En 2002, l’idée est lancée de mettre sur pied un événement culturel qui se grefferait sur la traditionnelle ducasse du 15 août (son feu d’artifice, son gala de catch, ses artistes de variétoche sur le retour…). Olivier Connan se lance dans l’aventure: « On a voulu chercher les spécificités qui allaient permettre d’attirer du public ici. » Par exemple, en renversant le schéma habituel: « On a rendu la scène principale gratuite et les plus petites payantes. » Et encore à des prix planchers (9 euros maximum pour le jardin). Ces dernières années, il a ainsi été possible de voir sur la grande scène Bashung, Doherty, Calexico, Christophe… Pour cette nouvelle édition seront présents George Clinton, Gotan Project, Dandy Warhols… L’idée? « Proposer une affiche à la fois populaire et ambitieuse. » Cela a un prix évidemment. A cet égard, les Nuits secrètes peuvent compter sur un financement public conséquent. Et du coup se contenter d’une billetterie qui ne rentre que dans « 20 % du budget du festival ».

Train fantôme

Une situation confortable? Encore faut-il pouvoir en profiter et proposer une véritable alternative. « La question à se poser, c’est: qu’est-ce qu’un festival? Pour moi, c’est ce qui ne peut pas se réaliser durant l’année. Il faut qu’il y ait un caractère original. » Tout en restant malgré tout inscrit dans la ville: les Nuits secrètes sont installées au coeur de la ducasse traditionnelle, entre les auto-tamponneuses et le stand de barbe à papa. Elles ne démarrent jamais non plus avant 18 h. « C’est une question de sensation, d’expérience, de rapport au public. Par ici, les gens vivent beaucoup à l’intérieur et ne sortent pas souvent le soir. Là, on leur propose d’être dehors la nuit, à 10 000, 20 000 personnes. »

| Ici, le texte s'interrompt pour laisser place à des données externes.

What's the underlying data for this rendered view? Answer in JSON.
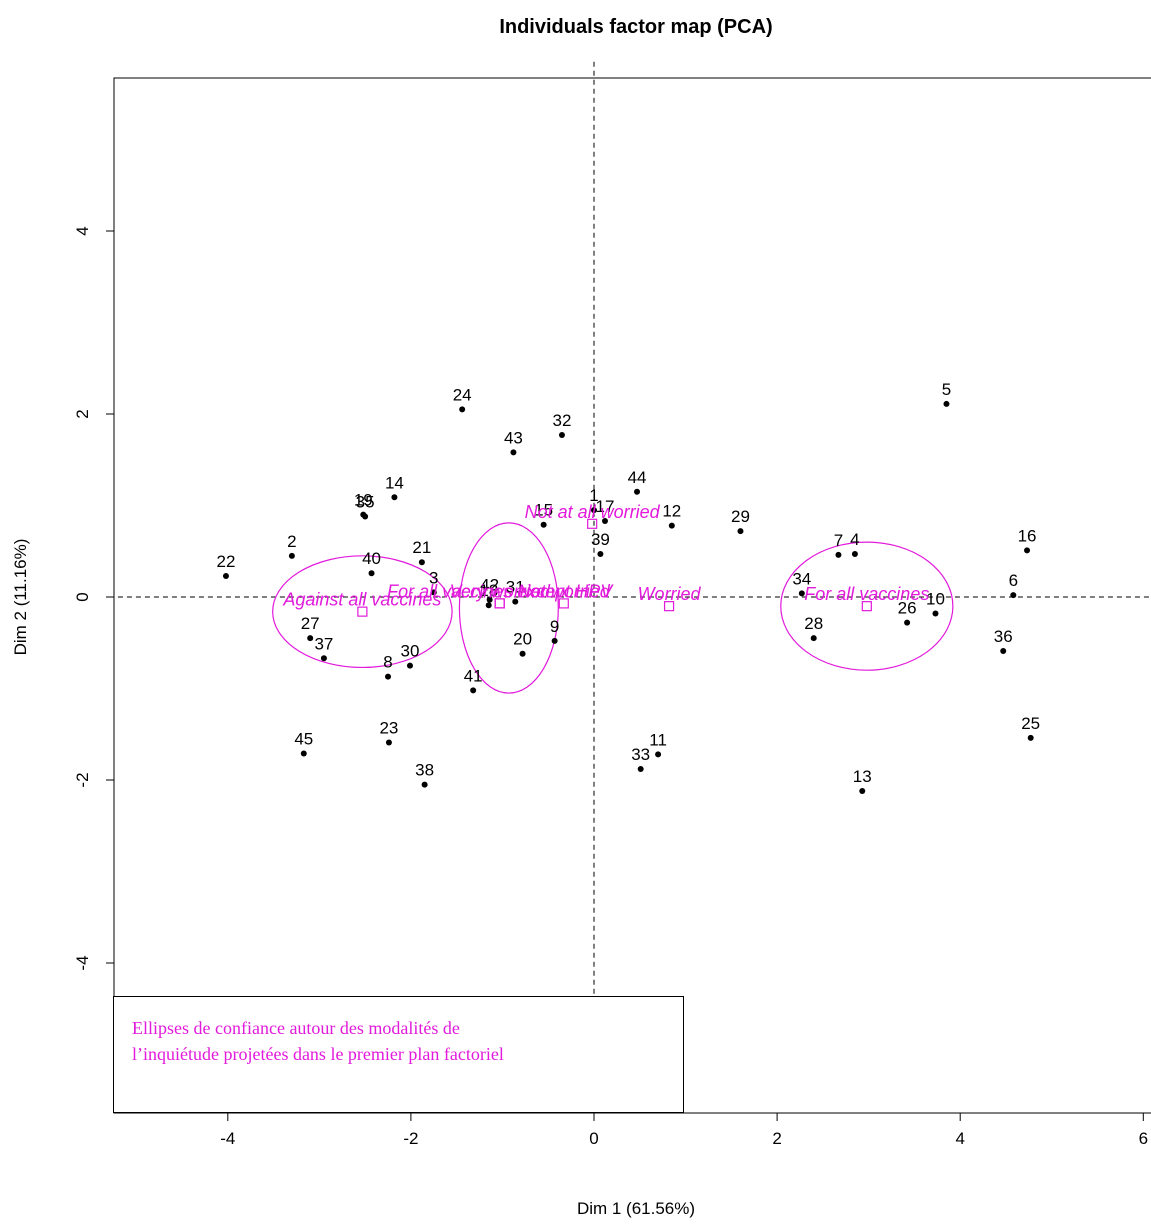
{
  "chart_data": {
    "type": "scatter",
    "title": "Individuals factor map (PCA)",
    "xlabel": "Dim 1 (61.56%)",
    "ylabel": "Dim 2 (11.16%)",
    "xlim": [
      -5.2,
      6.1
    ],
    "ylim": [
      -5.65,
      5.85
    ],
    "xticks": [
      -4,
      -2,
      0,
      2,
      4,
      6
    ],
    "yticks": [
      -4,
      -2,
      0,
      2,
      4
    ],
    "xtick_labels": [
      "-4",
      "-2",
      "0",
      "2",
      "4",
      "6"
    ],
    "ytick_labels": [
      "-4",
      "-2",
      "0",
      "2",
      "4"
    ],
    "point_color": "#000000",
    "category_color": "#e21adc",
    "individuals": [
      {
        "label": "1",
        "x": 0.0,
        "y": 0.95
      },
      {
        "label": "2",
        "x": -3.3,
        "y": 0.45
      },
      {
        "label": "3",
        "x": -1.75,
        "y": 0.05
      },
      {
        "label": "4",
        "x": 2.85,
        "y": 0.47
      },
      {
        "label": "5",
        "x": 3.85,
        "y": 2.11
      },
      {
        "label": "6",
        "x": 4.58,
        "y": 0.02
      },
      {
        "label": "7",
        "x": 2.67,
        "y": 0.46
      },
      {
        "label": "8",
        "x": -2.25,
        "y": -0.87
      },
      {
        "label": "9",
        "x": -0.43,
        "y": -0.48
      },
      {
        "label": "10",
        "x": 3.73,
        "y": -0.18
      },
      {
        "label": "11",
        "x": 0.7,
        "y": -1.72
      },
      {
        "label": "12",
        "x": 0.85,
        "y": 0.78
      },
      {
        "label": "13",
        "x": 2.93,
        "y": -2.12
      },
      {
        "label": "14",
        "x": -2.18,
        "y": 1.09
      },
      {
        "label": "15",
        "x": -0.55,
        "y": 0.79
      },
      {
        "label": "16",
        "x": 4.73,
        "y": 0.51
      },
      {
        "label": "17",
        "x": 0.12,
        "y": 0.83
      },
      {
        "label": "18",
        "x": -1.15,
        "y": -0.09
      },
      {
        "label": "19",
        "x": -2.52,
        "y": 0.9
      },
      {
        "label": "20",
        "x": -0.78,
        "y": -0.62
      },
      {
        "label": "21",
        "x": -1.88,
        "y": 0.38
      },
      {
        "label": "22",
        "x": -4.02,
        "y": 0.23
      },
      {
        "label": "23",
        "x": -2.24,
        "y": -1.59
      },
      {
        "label": "24",
        "x": -1.44,
        "y": 2.05
      },
      {
        "label": "25",
        "x": 4.77,
        "y": -1.54
      },
      {
        "label": "26",
        "x": 3.42,
        "y": -0.28
      },
      {
        "label": "27",
        "x": -3.1,
        "y": -0.45
      },
      {
        "label": "28",
        "x": 2.4,
        "y": -0.45
      },
      {
        "label": "29",
        "x": 1.6,
        "y": 0.72
      },
      {
        "label": "30",
        "x": -2.01,
        "y": -0.75
      },
      {
        "label": "31",
        "x": -0.86,
        "y": -0.05
      },
      {
        "label": "32",
        "x": -0.35,
        "y": 1.77
      },
      {
        "label": "33",
        "x": 0.51,
        "y": -1.88
      },
      {
        "label": "34",
        "x": 2.27,
        "y": 0.04
      },
      {
        "label": "35",
        "x": -2.5,
        "y": 0.88
      },
      {
        "label": "36",
        "x": 4.47,
        "y": -0.59
      },
      {
        "label": "37",
        "x": -2.95,
        "y": -0.67
      },
      {
        "label": "38",
        "x": -1.85,
        "y": -2.05
      },
      {
        "label": "39",
        "x": 0.07,
        "y": 0.47
      },
      {
        "label": "40",
        "x": -2.43,
        "y": 0.26
      },
      {
        "label": "41",
        "x": -1.32,
        "y": -1.02
      },
      {
        "label": "42",
        "x": -1.14,
        "y": -0.03
      },
      {
        "label": "43",
        "x": -0.88,
        "y": 1.58
      },
      {
        "label": "44",
        "x": 0.47,
        "y": 1.15
      },
      {
        "label": "45",
        "x": -3.17,
        "y": -1.71
      }
    ],
    "categories": [
      {
        "label": "Against all vaccines",
        "x": -2.53,
        "y": -0.16
      },
      {
        "label": "For all vaccines except HPV",
        "x": -1.03,
        "y": -0.07
      },
      {
        "label": "Very worried",
        "x": -1.03,
        "y": -0.07
      },
      {
        "label": "Not worried",
        "x": -0.33,
        "y": -0.07
      },
      {
        "label": "Not at all worried",
        "x": -0.02,
        "y": 0.8
      },
      {
        "label": "Worried",
        "x": 0.82,
        "y": -0.1
      },
      {
        "label": "For all vaccines",
        "x": 2.98,
        "y": -0.1
      }
    ],
    "ellipses": [
      {
        "cx": -2.53,
        "cy": -0.16,
        "rx": 0.98,
        "ry": 0.61
      },
      {
        "cx": -0.93,
        "cy": -0.12,
        "rx": 0.54,
        "ry": 0.93
      },
      {
        "cx": 2.98,
        "cy": -0.1,
        "rx": 0.94,
        "ry": 0.7
      }
    ]
  },
  "note": {
    "line1": "Ellipses de  confiance autour des modalités de",
    "line2": "l’inquiétude projetées dans le premier plan factoriel"
  }
}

La philosophie générale est limpide: créer non seulement de l’inédit, mais plus encore des rencontres, des croisements. « Au lieu de compartimenter comme souvent, on a envie de mélanger. » Mélanger les genres assurément (se faire succéder la rumba congolaise du Staff Benda Bilili et les beats d’Etienne de Crécy). Pourquoi pas les artistes (« en backstage, on a installé une scène au milieu du catering pour qui veut »). Mais surtout les publics. « Le festival est conçu pour que l’on ne puisse pas tout voir. Il y a une notion de choix. Chacun doit faire son petit programme. Au bout du compte, ce qui est important, c’est de créer des occasions de se rencontrer, d’échanger sur des actes artistiques uniques. »

En 2004, à côté de la grande scène et de celle du jardin, le festival a lancé ses fameux parcours secrets: le spectateur monte dans un bus sans savoir où il est emmené, ni qui il va voir. « C’est le principe du train fantôme, sauf qu’on ne met pas les gens mal à l’aise. » Lors d’une même soirée, l’amateur pourra donc passer d’une scène devant laquelle se pressent 10 000 personnes à un concert intimiste en compagnie de 60, 80 autres curieux. Saule est par exemple passé par là, Zita Swoon aussi. Moment magique quand, assis au milieu du public installé dans une chapelle, plongée dans une semi-obscurité, Piers Faccini se met à chanter aux côtés du violoncelliste Vincent Segal. Ce dernier sera d’ailleurs de retour cette année avec Ballake Sissoko, en même temps que Get Wel Soon, Seb Martel…

« L’important, c’est le mouvement que l’on arrive à créer », insiste encore Olivier Connan. Et si c’était àça que l’on reconnaissait finalement les festivals qui comptent?